Joe Russo thinks everyone will direct and star in their own movie with AI — here’s why that’s a disaster.

Bryan Tan
12 min readMay 9, 2023
Photo by Gage Skidmore — CC3.0 — https://commons.wikimedia.org/wiki/File:Joe_Russo.jpg

Joe Russo, one half of the Russo Brothers, the directors responsible of some of the most successful films in the Marvel franchise, has been of late singing praises of the boon that new developments in generative AI will bring to movies; that it will personalize and “democratize” art in ways we can hardly imagine. Here are some quotes from his panel interview with Collider to give you a sense of his expectations.

“You could walk into your house and [say to] the AI on your streaming platform. “Hey, I want a movie starring my photoreal avatar and Marilyn Monroe’s photoreal avatar. I want it to be a rom-com because I’ve had a rough day,” and it renders a very competent story with dialogue that mimics your voice. It mimics your voice, and suddenly now you have a rom-com starring you that’s 90 minutes long. So you can curate your story specifically to you.”
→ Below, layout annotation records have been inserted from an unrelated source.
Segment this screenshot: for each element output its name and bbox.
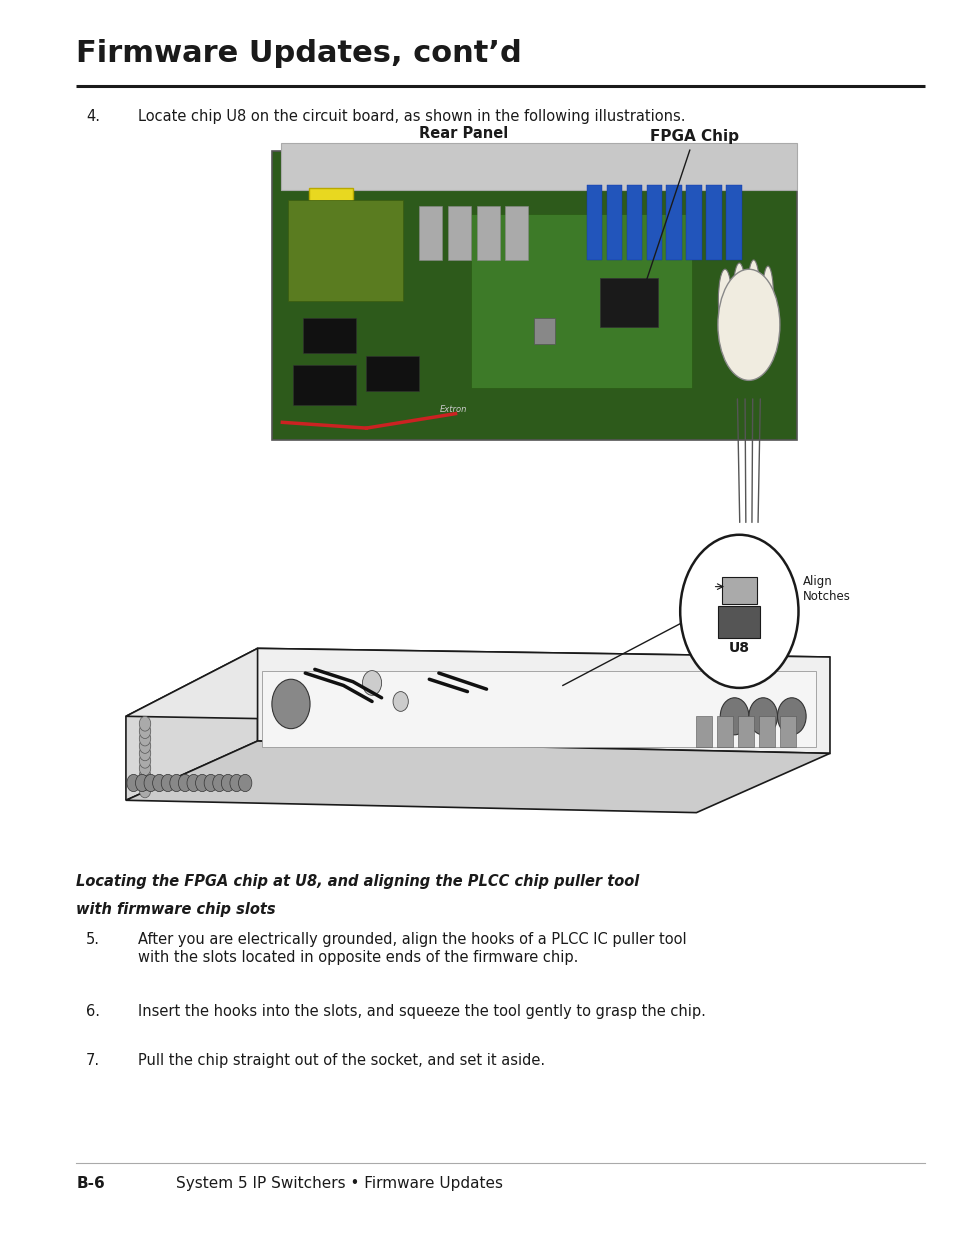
Text: Insert the hooks into the slots, and squeeze the tool gently to grasp the chip.: Insert the hooks into the slots, and squ… [138, 1004, 705, 1019]
Text: Align
Notches: Align Notches [802, 576, 850, 603]
FancyBboxPatch shape [599, 278, 657, 327]
FancyBboxPatch shape [447, 205, 470, 261]
FancyBboxPatch shape [705, 185, 721, 261]
Polygon shape [126, 648, 829, 726]
FancyBboxPatch shape [366, 356, 418, 390]
Circle shape [187, 774, 200, 792]
Text: System 5 IP Switchers • Firmware Updates: System 5 IP Switchers • Firmware Updates [176, 1176, 503, 1191]
FancyBboxPatch shape [721, 577, 756, 604]
Text: 7.: 7. [86, 1053, 100, 1068]
Circle shape [204, 774, 217, 792]
Circle shape [362, 671, 381, 695]
FancyBboxPatch shape [646, 185, 661, 261]
Circle shape [139, 724, 151, 739]
Text: Pull the chip straight out of the socket, and set it aside.: Pull the chip straight out of the socket… [138, 1053, 545, 1068]
FancyBboxPatch shape [780, 716, 795, 747]
Text: 5.: 5. [86, 932, 100, 947]
FancyBboxPatch shape [288, 200, 402, 301]
Circle shape [195, 774, 209, 792]
FancyBboxPatch shape [718, 606, 760, 638]
Text: Rear Panel: Rear Panel [418, 126, 508, 141]
Ellipse shape [718, 269, 731, 331]
FancyBboxPatch shape [262, 671, 815, 747]
Circle shape [161, 774, 174, 792]
Circle shape [230, 774, 243, 792]
Circle shape [777, 698, 805, 735]
Circle shape [720, 698, 748, 735]
Text: U8: U8 [728, 641, 749, 655]
Polygon shape [126, 648, 257, 800]
FancyBboxPatch shape [626, 185, 641, 261]
Circle shape [152, 774, 166, 792]
Circle shape [139, 753, 151, 768]
Circle shape [221, 774, 234, 792]
Circle shape [139, 731, 151, 746]
Text: Locate chip U8 on the circuit board, as shown in the following illustrations.: Locate chip U8 on the circuit board, as … [138, 109, 685, 124]
FancyBboxPatch shape [505, 205, 528, 261]
FancyBboxPatch shape [293, 364, 355, 405]
Circle shape [139, 783, 151, 798]
Circle shape [144, 774, 157, 792]
Circle shape [170, 774, 183, 792]
Circle shape [139, 746, 151, 761]
Ellipse shape [718, 269, 780, 380]
Circle shape [127, 774, 140, 792]
FancyBboxPatch shape [696, 716, 711, 747]
FancyBboxPatch shape [586, 185, 602, 261]
FancyBboxPatch shape [303, 319, 355, 353]
Text: with firmware chip slots: with firmware chip slots [76, 902, 275, 916]
FancyBboxPatch shape [418, 205, 441, 261]
Polygon shape [257, 648, 829, 753]
Circle shape [679, 535, 798, 688]
Ellipse shape [732, 263, 745, 337]
Circle shape [139, 716, 151, 731]
Text: B-6: B-6 [76, 1176, 105, 1191]
Circle shape [135, 774, 149, 792]
FancyBboxPatch shape [759, 716, 774, 747]
Ellipse shape [761, 267, 773, 335]
Circle shape [238, 774, 252, 792]
FancyBboxPatch shape [471, 214, 691, 388]
Ellipse shape [746, 261, 760, 341]
Circle shape [139, 739, 151, 753]
Circle shape [393, 692, 408, 711]
Text: 4.: 4. [86, 109, 100, 124]
FancyBboxPatch shape [281, 143, 796, 190]
FancyBboxPatch shape [534, 319, 555, 345]
FancyBboxPatch shape [717, 716, 732, 747]
FancyBboxPatch shape [606, 185, 621, 261]
Circle shape [139, 776, 151, 790]
FancyBboxPatch shape [666, 185, 681, 261]
FancyBboxPatch shape [725, 185, 741, 261]
FancyBboxPatch shape [309, 188, 353, 252]
Circle shape [139, 761, 151, 776]
FancyBboxPatch shape [685, 185, 701, 261]
Text: Firmware Updates, cont’d: Firmware Updates, cont’d [76, 40, 521, 68]
FancyBboxPatch shape [476, 205, 499, 261]
Text: After you are electrically grounded, align the hooks of a PLCC IC puller tool
wi: After you are electrically grounded, ali… [138, 932, 686, 965]
FancyBboxPatch shape [738, 716, 753, 747]
Circle shape [213, 774, 226, 792]
Circle shape [139, 768, 151, 783]
Circle shape [272, 679, 310, 729]
Text: 6.: 6. [86, 1004, 100, 1019]
Circle shape [748, 698, 777, 735]
Polygon shape [126, 741, 829, 813]
Circle shape [178, 774, 192, 792]
FancyBboxPatch shape [272, 151, 796, 440]
Text: Extron: Extron [439, 405, 467, 414]
Text: FPGA Chip: FPGA Chip [644, 130, 738, 284]
Text: Locating the FPGA chip at U8, and aligning the PLCC chip puller tool: Locating the FPGA chip at U8, and aligni… [76, 874, 639, 889]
“The value of it is the democratization of storytelling. That’s incredibly valuable. That means that anyone in this room could tell a story, or make a game at scale, with the help of a photoreal engine or an engine and AI tools. That, I think, is what excites me about it most.”

It’s a profound lack of wisdom that is driving this urge to impose these new technologies onto our already fragile modern psyches and then to suggest that it will actually be empowering to us. There isn’t in the entire interview any indication that this is anything other than convenient and cost saving, or somehow merely inevitable due to the march of technology. It should also be said that the auspice of this conversation is a convention panel so we cannot expect from this an academic rigor, or that this represents his full views in any way. Yet if Russo had any personal consternation with what he describes, he did not voice it. We will proceed with the assumption that words matter. I’ve of course paraphrased Russo’s comments here and I encourage you to read the entire interview if you are curious or doubt my intentions.

So having got some of that reactionary frustration out of my system, I want to unpack some of the implicit values here and see if we can arrive somewhere a little more reasonable.

When Russo says we can insert ourselves into dramas of our creation and meld ourselves into the lives of famous people, he assumes we actually want this. Maybe I’m just an old soul but I can’t see the appeal of watching an entire film like this. There is certainly something of a humorous novelty of the TikTok, Snapchat variety in these kinds of face swapping games, but children do not shout at their mothers “let me tell you a story,” but “tell me a story!” They do not demand to be placed into these stories either. It does not matter if the story is about an owl, a fish, a boy, or a girl, it just matters that it’s good. I cannot recognize any primal urge to be made the center of attention in this manner. We actually quite like to disappear when watching a film so that we can see how it is that others behave in extreme circumstances. We love submitting to the dramaturgy of the teller. It means we don’t need to make decisions for a short while in our sufficiently complex lives. Does anyone playing a video game name the character after themselves or attempt to render the avatar with their perfect likeness? One never forgets that you are not playing yourself in the game, but a character. Would this not strike us as a bit psychopathic? I am shocked that Russo can express excitement at this with hardly any kind of qualification.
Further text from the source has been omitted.